Practical Considerations

Taxpayers may be pondering what to do in light of the lack of clarity from the U.S. Supreme Court regarding the Carlton decision, and in the face of the disturbing trend of retroactive state tax legislation. In addition to following the petitions currently pending before the Court (in the hope that the Court will grant certiorari review in one or more of the cases and provide clarity concerning the standard to be used in determining when retroactive tax legislation is valid), taxpayers will want to keep a couple of practical considerations in mind.

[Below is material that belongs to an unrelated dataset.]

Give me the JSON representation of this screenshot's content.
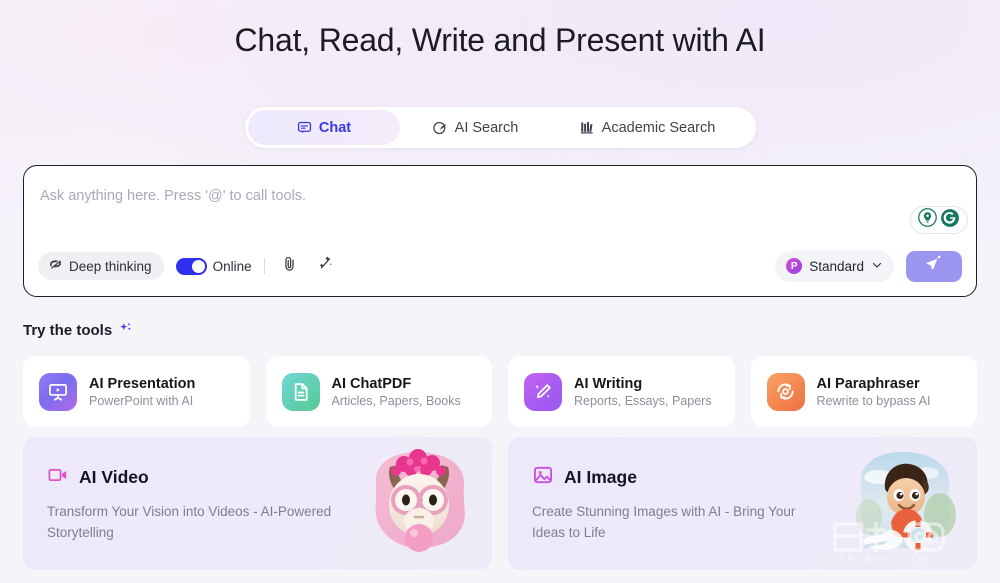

Taxpayers should consider the risk of retroactive state tax legislation when choosing to litigate issues that could lead to a tide of refund claims. If the collective tax refund amount of an issue is significant enough, it may motivate a state legislature to enact a law that will unwind the detrimental state revenue impact of a potentially pro-taxpayer judicial decision. This risk is heightened in jurisdictions that have shown a proclivity for retroactively unwinding taxpayer-favorable court decisions. In this circumstance, taxpayers may find themselves in a “race to the state supreme court” as retroactive state tax legislation is more likely to apply to appeals that are still proceeding through the appeals process rather than to overturn the decision of the state judiciary, which would otherwise open the door to other taxpayer refunds. This is because state legislatures are more cautious when it comes to directly and affirmatively overturning a decision of the state judiciary, which would create a separation of powers issue. As a result, the taxpayer with the lead appeal may be the only taxpayer to receive a refund check while everyone else is left to suffer at the hands of the duality of Carlton.

Further, taxpayers may want to consider the possibility of retroactive legislation when applying existing law to positions taken on a state tax return. Taxpayers may find that considering the possibility of retroactive legislation may be a necessary factor with respect to positions that are technically within the bounds of the law, but may be viewed by a state legislature as unintended results.


On one hand, the Carlton decision appears to involve a unique set of facts—facts that should be distinguishable from the facts commonly involved in many retroactive state tax cases. On the other hand, the Court's analysis can be misapplied to support the position that states have an extremely broad power in enacting retroactive tax legislation. The duality within the Carlton decision serves as support for why the U.S. Supreme Court's review of the pending state tax retroactivity cases is necessary.